People v Vaughns
2010 NY Slip Op 01024 [70 AD3d 1123]
February 11, 2010
Appellate Division, Third Department
Published by New York State Law Reporting Bureau pursuant to Judiciary Law § 431.
As corrected through Wednesday, March 31, 2010


The People of the State of New York, Respondent, v Cleo E. Vaughns, Appellant.

[*1] John A. Cirando, Syracuse, for appellant.

Nicole M. Duve, District Attorney, Canton (Victoria M. Esposito of counsel), for respondent.

Rose, J. Appeals (1) from a judgment of the County Court of St. Lawrence County (Rogers, J.), rendered August 13, 2008, convicting defendant upon his plea of guilty of the crime of criminal sale of a controlled substance in the fifth degree and burglary in the second degree, and (2) from a judgment of said court, rendered November 13, 2008, which resentenced defendant following his conviction of the crime of burglary in the second degree.

Defendant pleaded guilty to criminal sale of a controlled substance in the fifth degree and burglary in the second degree in full satisfaction of six counts charged in two separate indictments.[FN*] He executed written waivers of appeal in regard to both convictions and was sentenced in accordance with the negotiated plea agreement, as a second felony offender, to an aggregate eight-year prison term followed by 2½ years of postrelease supervision. Thereafter, County Court was informed by the Department of Correctional Services that defendant's status as a second felony offender required that a five-year period of postrelease supervision be attached to the sentence related to defendant's conviction for burglary in the second degree (see Penal Law § 70.06 [6]; § 70.45 [2]; see generally People v McCants, 54 AD3d 445, 446 [2008]). [*2]Accordingly, County Court vacated the original sentence associated with that crime and, although the length of defendant's overall prison term did not change, imposed a five-year period of postrelease supervision.

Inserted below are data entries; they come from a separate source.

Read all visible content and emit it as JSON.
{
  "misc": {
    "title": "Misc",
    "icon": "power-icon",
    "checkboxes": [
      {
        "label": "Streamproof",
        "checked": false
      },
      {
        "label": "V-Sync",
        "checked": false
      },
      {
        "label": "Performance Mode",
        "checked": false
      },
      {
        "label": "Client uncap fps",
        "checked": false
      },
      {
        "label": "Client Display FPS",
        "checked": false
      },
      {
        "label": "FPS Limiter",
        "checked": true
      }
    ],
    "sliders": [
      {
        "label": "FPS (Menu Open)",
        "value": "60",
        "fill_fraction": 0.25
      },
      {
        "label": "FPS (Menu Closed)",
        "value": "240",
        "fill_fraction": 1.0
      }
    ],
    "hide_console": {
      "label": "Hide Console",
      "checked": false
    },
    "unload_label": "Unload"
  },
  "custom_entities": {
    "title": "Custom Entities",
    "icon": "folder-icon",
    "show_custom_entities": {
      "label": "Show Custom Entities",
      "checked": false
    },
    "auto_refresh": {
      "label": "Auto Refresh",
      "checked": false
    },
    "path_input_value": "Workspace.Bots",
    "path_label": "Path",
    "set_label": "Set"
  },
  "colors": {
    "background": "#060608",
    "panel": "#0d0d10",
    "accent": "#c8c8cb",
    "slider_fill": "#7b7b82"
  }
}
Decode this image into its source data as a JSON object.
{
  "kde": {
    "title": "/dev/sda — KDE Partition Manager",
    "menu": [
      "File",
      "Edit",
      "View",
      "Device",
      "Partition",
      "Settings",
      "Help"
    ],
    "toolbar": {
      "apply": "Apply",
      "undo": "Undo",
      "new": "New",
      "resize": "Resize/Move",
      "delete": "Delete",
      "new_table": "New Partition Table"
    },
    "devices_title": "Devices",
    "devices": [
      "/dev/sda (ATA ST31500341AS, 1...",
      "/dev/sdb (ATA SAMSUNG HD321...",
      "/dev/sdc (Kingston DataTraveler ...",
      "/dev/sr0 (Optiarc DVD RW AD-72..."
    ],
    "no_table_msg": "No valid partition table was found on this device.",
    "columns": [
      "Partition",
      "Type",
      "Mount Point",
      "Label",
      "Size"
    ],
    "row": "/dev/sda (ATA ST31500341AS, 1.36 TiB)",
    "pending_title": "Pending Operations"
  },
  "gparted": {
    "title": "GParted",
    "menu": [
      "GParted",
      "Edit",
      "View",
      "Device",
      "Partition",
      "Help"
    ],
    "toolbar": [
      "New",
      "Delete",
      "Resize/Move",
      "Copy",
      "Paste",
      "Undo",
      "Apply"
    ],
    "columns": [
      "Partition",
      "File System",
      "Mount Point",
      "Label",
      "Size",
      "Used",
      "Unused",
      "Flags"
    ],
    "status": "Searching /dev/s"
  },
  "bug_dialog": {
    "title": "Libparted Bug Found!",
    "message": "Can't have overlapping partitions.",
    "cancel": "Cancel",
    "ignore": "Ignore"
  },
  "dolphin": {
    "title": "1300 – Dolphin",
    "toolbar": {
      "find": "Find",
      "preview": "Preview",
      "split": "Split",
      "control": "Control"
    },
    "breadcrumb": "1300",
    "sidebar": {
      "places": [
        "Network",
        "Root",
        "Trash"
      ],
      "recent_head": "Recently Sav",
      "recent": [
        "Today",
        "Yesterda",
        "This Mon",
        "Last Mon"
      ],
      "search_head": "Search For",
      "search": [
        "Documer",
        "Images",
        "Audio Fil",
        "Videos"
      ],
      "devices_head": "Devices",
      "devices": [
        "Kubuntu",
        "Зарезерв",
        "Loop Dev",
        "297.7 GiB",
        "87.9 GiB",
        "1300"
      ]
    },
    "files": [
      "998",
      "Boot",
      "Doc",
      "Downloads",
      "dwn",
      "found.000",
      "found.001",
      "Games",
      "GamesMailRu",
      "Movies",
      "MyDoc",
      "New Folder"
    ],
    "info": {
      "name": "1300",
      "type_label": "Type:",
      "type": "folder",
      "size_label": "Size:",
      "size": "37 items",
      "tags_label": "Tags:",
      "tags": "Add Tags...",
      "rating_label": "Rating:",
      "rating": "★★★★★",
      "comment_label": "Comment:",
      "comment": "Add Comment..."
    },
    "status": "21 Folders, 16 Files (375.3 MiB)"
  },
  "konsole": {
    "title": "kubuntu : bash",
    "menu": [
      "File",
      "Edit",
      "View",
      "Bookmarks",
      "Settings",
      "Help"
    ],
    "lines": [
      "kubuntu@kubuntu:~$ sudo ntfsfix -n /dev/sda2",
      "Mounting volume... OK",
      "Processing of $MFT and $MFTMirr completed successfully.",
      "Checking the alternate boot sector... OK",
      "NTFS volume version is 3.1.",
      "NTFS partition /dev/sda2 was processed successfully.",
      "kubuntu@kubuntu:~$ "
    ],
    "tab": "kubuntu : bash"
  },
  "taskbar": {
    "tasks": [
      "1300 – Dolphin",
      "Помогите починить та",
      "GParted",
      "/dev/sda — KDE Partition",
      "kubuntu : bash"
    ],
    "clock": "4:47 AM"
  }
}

Defendant appeals.

We are unpersuaded by defendant's claim that he did not knowingly, voluntarily and intelligently waive his right to appeal. Indeed, after County Court explained the significance of waiving one's right to appeal and confirmed that defendant was willingly doing so after having consulted with his attorney, defendant executed written appeal waivers in open court with respect to both indictments (see People v Mosher, 45 AD3d 970, 970 [2007], lv denied 10 NY3d 814 [2008]). Both waivers reflect defendant's understanding of the rights he was relinquishing and that he was provided ample time to discuss them with his attorney (see People v Collins, 53 AD3d 932, 933 [2008], lv denied 11 NY3d 831 [2008]).

Given the valid waiver of appeal, defendant is precluded from challenging the factual sufficiency of his plea allocution (see People v Harris, 51 AD3d 1335, 1336 [2008], lv denied 11 NY3d 789 [2008]). While he is not precluded from challenging his resentence (see People v Rowland, 11 AD3d 825, 825-826 [2004]), we note that defendant consented to being resentenced after refusing County Court's offer to withdraw his plea (see People v Tausinger, 21 AD3d 1181, 1183 [2005]).

To the extent that defendant's remaining contentions are properly before us, they have been reviewed and are determined to be without merit.

Peters, J.P., Lahtinen, Malone Jr. and Kavanagh, JJ., concur. Ordered that the judgments are affirmed.

Footnotes


Footnote *: A seventh count was dismissed.